In Dialogue: Polish-Jewish Relations in the Pre-Modern Period

Thursday Oct 4, 2018 6:00pm
Broadside with cartoon showing a Jew, an Armenian, and people indicated by occupation mourning the death of Credit, Poland, seventeenth century. (Biblioteka Naukowa Polskiej Akademii Umiejętności i Polskiej Akademii Nauk w Krakowie)
Lecture & Conversation

Co-presented by Columbia University, Fordham University, and the YIVO Institute


Admission: Free

Watch the video

Venue: McNally Amphitheater | 140 West 62nd Street | Gabelli School of Business, Fordham University | New York, NY 10023

This evening focuses on the Polish-Lithuanian Commonwealth and the period of the partitions.

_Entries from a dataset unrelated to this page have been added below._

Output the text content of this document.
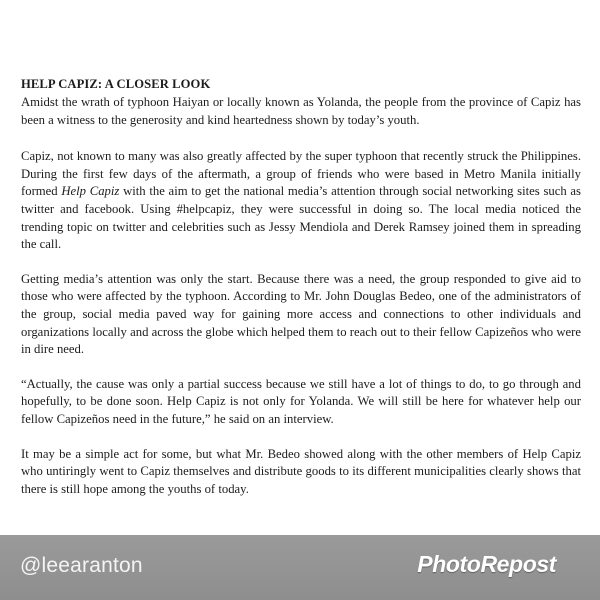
HELP CAPIZ: A CLOSER LOOK

Amidst the wrath of typhoon Haiyan or locally known as Yolanda, the people from the province of Capiz has been a witness to the generosity and kind heartedness shown by today’s youth.

Capiz, not known to many was also greatly affected by the super typhoon that recently struck the Philippines. During the first few days of the aftermath, a group of friends who were based in Metro Manila initially formed Help Capiz with the aim to get the national media’s attention through social networking sites such as twitter and facebook. Using #helpcapiz, they were successful in doing so. The local media noticed the trending topic on twitter and celebrities such as Jessy Mendiola and Derek Ramsey joined them in spreading the call.

Getting media’s attention was only the start. Because there was a need, the group responded to give aid to those who were affected by the typhoon. According to Mr. John Douglas Bedeo, one of the administrators of the group, social media paved way for gaining more access and connections to other individuals and organizations locally and across the globe which helped them to reach out to their fellow Capizeños who were in dire need.

“Actually, the cause was only a partial success because we still have a lot of things to do, to go through and hopefully, to be done soon. Help Capiz is not only for Yolanda. We will still be here for whatever help our fellow Capizeños need in the future,” he said on an interview.

It may be a simple act for some, but what Mr. Bedeo showed along with the other members of Help Capiz who untiringly went to Capiz themselves and distribute goods to its different municipalities clearly shows that there is still hope among the youths of today.

@leearanton	PhotoRepost
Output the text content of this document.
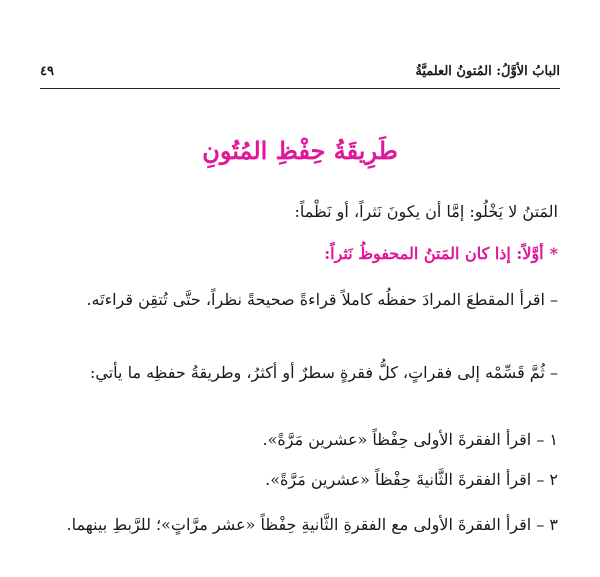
البابُ الأوَّلُ: المُتونُ العلميَّةُ
٤٩
طَرِيقَةُ حِفْظِ المُتُونِ
المَتنُ لا يَخْلُو: إمَّا أن يكونَ نَثراً، أو نَظْماً:
*أوَّلاً: إذا كان المَتنُ المحفوظُ نَثراً:
– اقرأ المقطعَ المرادَ حفظُه كاملاً قراءةً صحيحةً نظراً، حتَّى تُتقِن قراءتَه.
– ثُمَّ قَسِّمْه إلى فقراتٍ، كلُّ فقرةٍ سطرٌ أو أكثرُ، وطريقةُ حفظِه ما يأتي:
١ – اقرأ الفقرةَ الأولى حِفْظاً «عشرين مَرَّةً».
٢ – اقرأ الفقرةَ الثَّانيةَ حِفْظاً «عشرين مَرَّةً».
٣ – اقرأ الفقرةَ الأولى مع الفقرةِ الثَّانيةِ حِفْظاً «عشر مرَّاتٍ»؛ للرَّبطِ بينهما.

Magda Teter (Fordham University) and Brian Porter-Szűcs (University of Michigan) will discuss Jewish-Christian relations of this period, the Jews’ place in the social fabric of the Commonwealth, their belonging and exclusion, transformations from the multi-ethnic Polish-Lithuanian Commonwealth to nineteenth-century nationalist ideologies that simultaneously used and obscured the country’s complex past. The conversation examines the way these perceptions of the past have figured into contemporary memory and historiography in creating competing visions and myths of the past that served modern national ideologies and identities. 


About the Speakers

Magda Teter is Professor of History and the Shvidler Chair of Judaic Studies at Fordham University. She is also a fellow of the American Academy of Jewish Research. Teter is the author of Jews and Heretics in Catholic Poland (Cambridge, 2005), Sinners on Trial (Harvard, 2011), and two edited volumes, as well as numerous articles in English, Italian, Polish, and Hebrew. Her work has been supported by the Cullman Center for Scholars and Writers at the New York Public Library (2017-2018), the John Simon Guggenheim Memorial Foundation (2012), the Harry Frank Guggenheim Foundation (in 2007 and 2012), the Memorial Foundation for Jewish Culture, YIVO Institute, and the Yad Ha-Nadiv Foundation (Israel), among others. In 2002, she was a Harry Starr Fellow in Jewish Studies at Harvard University, in 2007-2008, an Emeline Bigelow Conland Fellow at the Radcliffe Institute for Advanced Studies also at Harvard University. She has served as the co-editor of the AJS Review and as the Vice-President for Publications of the Association for Jewish Studies.

Brian Porter-Szűcs is an Arthur F. Thurnau Professor of History at the University of Michigan-Ann Arbor, where he has taught since 1994. He is the author of Poland and the Modern World: Beyond Martyrdom (Wiley Blackwell, 2014), Faith and Fatherland: Catholicism, Modernity, and Poland (Oxford University Press, 2010), and When Nationalism Began to Hate: Imagining Modern Politics in 19th Century Poland (Oxford University Press, 2000), which was translated into Polish as Gdy nacjonalizm zaczął nienawidzić: Wyobrażenia nowoczesnej polityki w dziewiętnastowiecznej Polsce (Pogranicze, 2011). Together with Bruce Berglund, he co-edited Christianity and Modernity in East-Central Europe (Central European University Press, 2010). In early 2019 his book, Całkiem zwyczajny kraj: Historia Polski bez martyrologii, will be released by the Warsaw publisher WAB.